While Edgar Wright’s loveable Scott Pilgrim vs. the World might not immediately come to mind as a typical example of magical realism, it most definitely can be considered as such. Based on a series of comic books, the film follows slacker Scott Pilgrim (Michael Cera) on his mission to win the heart of Ramona Flowers (Mary Elizabeth Winstead)—but in order to do so, he must defeat her seven evil exes. It features hyperbolic humor and video-game stylization (if Scott defeats one of Ramona’s exes, they physically turn into a pile of coins). While many surrealist and fantastical elements are utilized, they are used to emphasize the film’s realist theme of idealization in romance.
Following in a thematically similar vein is Jonathan Dayton and Valerie Faris’ Ruby Sparks. Novelist Calvin Weir-Fields (Paul Dano) is struggling with writer’s block when he stumbles upon the idea of a fictional girl named Ruby Sparks (Zoe Kazan). The more Calvin writes about Ruby, the more he falls in love with her. But one day, Calvin wakes up to find Ruby in the flesh living in his home.

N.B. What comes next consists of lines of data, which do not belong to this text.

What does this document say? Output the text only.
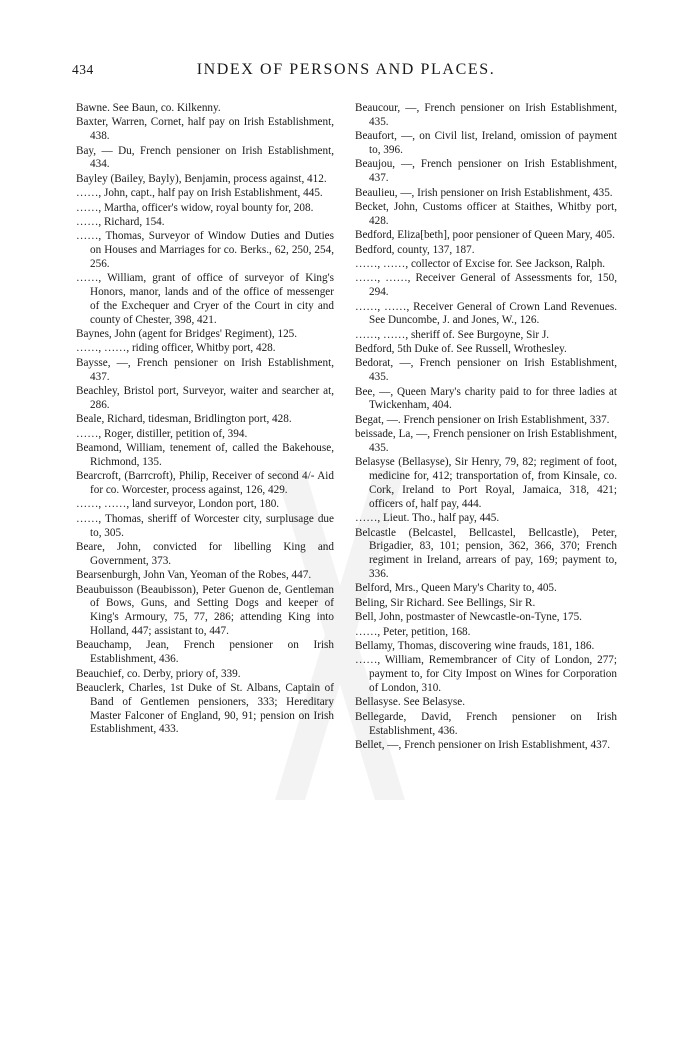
434	INDEX OF PERSONS AND PLACES.

Bawne. See Baun, co. Kilkenny.

Baxter, Warren, Cornet, half pay on Irish Establishment, 438.

Bay, — Du, French pensioner on Irish Establishment, 434.

Bayley (Bailey, Bayly), Benjamin, process against, 412.

……, John, capt., half pay on Irish Establishment, 445.

……, Martha, officer's widow, royal bounty for, 208.

……, Richard, 154.

……, Thomas, Surveyor of Window Duties and Duties on Houses and Marriages for co. Berks., 62, 250, 254, 256.

……, William, grant of office of surveyor of King's Honors, manor, lands and of the office of messenger of the Exchequer and Cryer of the Court in city and county of Chester, 398, 421.

Baynes, John (agent for Bridges' Regiment), 125.

……, ……, riding officer, Whitby port, 428.

Baysse, —, French pensioner on Irish Establishment, 437.

Beachley, Bristol port, Surveyor, waiter and searcher at, 286.

Beale, Richard, tidesman, Bridlington port, 428.

……, Roger, distiller, petition of, 394.

Beamond, William, tenement of, called the Bakehouse, Richmond, 135.

Bearcroft, (Barrcroft), Philip, Receiver of second 4/- Aid for co. Worcester, process against, 126, 429.

……, ……, land surveyor, London port, 180.

……, Thomas, sheriff of Worcester city, surplusage due to, 305.

Beare, John, convicted for libelling King and Government, 373.

Bearsenburgh, John Van, Yeoman of the Robes, 447.

Beaubuisson (Beaubisson), Peter Guenon de, Gentleman of Bows, Guns, and Setting Dogs and keeper of King's Armoury, 75, 77, 286; attending King into Holland, 447; assistant to, 447.

Beauchamp, Jean, French pensioner on Irish Establishment, 436.

Beauchief, co. Derby, priory of, 339.

Beauclerk, Charles, 1st Duke of St. Albans, Captain of Band of Gentlemen pensioners, 333; Hereditary Master Falconer of England, 90, 91; pension on Irish Establishment, 433.

Beaucour, —, French pensioner on Irish Establishment, 435.

Beaufort, —, on Civil list, Ireland, omission of payment to, 396.

Beaujou, —, French pensioner on Irish Establishment, 437.

Beaulieu, —, Irish pensioner on Irish Establishment, 435.

Becket, John, Customs officer at Staithes, Whitby port, 428.

Bedford, Eliza[beth], poor pensioner of Queen Mary, 405.

Bedford, county, 137, 187.

……, ……, collector of Excise for. See Jackson, Ralph.

……, ……, Receiver General of Assessments for, 150, 294.

……, ……, Receiver General of Crown Land Revenues. See Duncombe, J. and Jones, W., 126.

……, ……, sheriff of. See Burgoyne, Sir J.

Bedford, 5th Duke of. See Russell, Wrothesley.

Bedorat, —, French pensioner on Irish Establishment, 435.

Bee, —, Queen Mary's charity paid to for three ladies at Twickenham, 404.

Begat, —. French pensioner on Irish Establishment, 337.

beissade, La, —, French pensioner on Irish Establishment, 435.

Belasyse (Bellasyse), Sir Henry, 79, 82; regiment of foot, medicine for, 412; transportation of, from Kinsale, co. Cork, Ireland to Port Royal, Jamaica, 318, 421; officers of, half pay, 444.

……, Lieut. Tho., half pay, 445.

Belcastle (Belcastel, Bellcastel, Bellcastle), Peter, Brigadier, 83, 101; pension, 362, 366, 370; French regiment in Ireland, arrears of pay, 169; payment to, 336.

Belford, Mrs., Queen Mary's Charity to, 405.

Beling, Sir Richard. See Bellings, Sir R.

Bell, John, postmaster of Newcastle-on-Tyne, 175.

……, Peter, petition, 168.

Bellamy, Thomas, discovering wine frauds, 181, 186.

……, William, Remembrancer of City of London, 277; payment to, for City Impost on Wines for Corporation of London, 310.

Bellasyse. See Belasyse.

Bellegarde, David, French pensioner on Irish Establishment, 436.

Bellet, —, French pensioner on Irish Establishment, 437.
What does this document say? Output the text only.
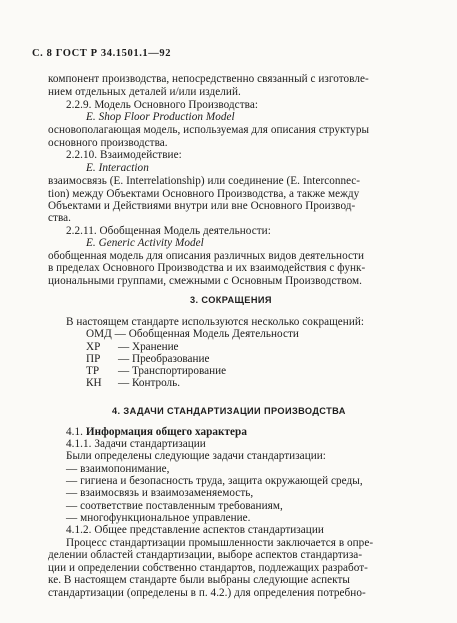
С. 8 ГОСТ Р 34.1501.1—92
компонент производства, непосредственно связанный с изготовле-
нием отдельных деталей и/или изделий.
2.2.9. Модель Основного Производства:
E. Shop Floor Production Model
основополагающая модель, используемая для описания структуры
основного производства.
2.2.10. Взаимодействие:
E. Interaction
взаимосвязь (E. Interrelationship) или соединение (E. Interconnec-
tion) между Объектами Основного Производства, а также между
Объектами и Действиями внутри или вне Основного Производ-
ства.
2.2.11. Обобщенная Модель деятельности:
E. Generic Activity Model
обобщенная модель для описания различных видов деятельности
в пределах Основного Производства и их взаимодействия с функ-
циональными группами, смежными с Основным Производством.
3. СОКРАЩЕНИЯ
В настоящем стандарте используются несколько сокращений:
ОМД — Обобщенная Модель Деятельности
ХР — Хранение
ПР — Преобразование
ТР — Транспортирование
КН — Контроль.
4. ЗАДАЧИ СТАНДАРТИЗАЦИИ ПРОИЗВОДСТВА
4.1. Информация общего характера
4.1.1. Задачи стандартизации
Были определены следующие задачи стандартизации:
— взаимопонимание,
— гигиена и безопасность труда, защита окружающей среды,
— взаимосвязь и взаимозаменяемость,
— соответствие поставленным требованиям,
— многофункциональное управление.
4.1.2. Общее представление аспектов стандартизации
Процесс стандартизации промышленности заключается в опре-
делении областей стандартизации, выборе аспектов стандартиза-
ции и определении собственно стандартов, подлежащих разработ-
ке. В настоящем стандарте были выбраны следующие аспекты
стандартизации (определены в п. 4.2.) для определения потребно-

While the premise is one that cannot logically happen, the film’s characters accept it as part of reality quickly enough. The magical realism used here promotes the dangers of idealization and the desire to control in a relationship.
A widely beloved instance of magical realism in film is Paul King’s Paddington films. The films follow a young anthropomorphic bear trying to make a life for himself in typical modern-day London (despite the fact that talking bears are apparently an accepted norm, but hey, that’s part of the beauty of magical realism). The Paddington films may seem to have a silly or childish premise to some, but the positioning of Paddington’s character in a contemporary urban society has helped the films successfully tackle themes of xenophobia, discrimination, displacement, and adoption with style and grace—an impressive feat for any film to achieve.
Magical realism has played a role in contemporary television, as well. Reverting back to its Latin American roots, the hit Netflix series Narcos has elements of magical realism embedded within and opens with a title card that reads as follows: “Magical realism is defined as what happens when a highly detailed, realistic setting is invaded by something too strange to believe. There is a reason magical realism was born in Colombia.”
Another series that incorporates magical realism is CW’s Jane the Virgin (also heavily weighted with Latin American influence). The show’s protagonist Jane Villanueva (Gina Rodriguez) is often met with hints of magic in her daily life, whether it be an altered version of herself providing her with advice or an image coming to life and speaking to her. This incorporation of magical realism is even referenced with a novel that Jane writes—her character notes her dismay at the fact that critics didn’t seem to understand her reference to this tradition.
What is perhaps most important to recognize about magical realism is that it shows us the creative ways in which stories can help us to better understand the very world we live in. In an odd way, it makes sense—sometimes we need something completely unfamiliar to help shift our perspectives. As these stories continue to be told, perhaps they will make our own world feel just a little more magical.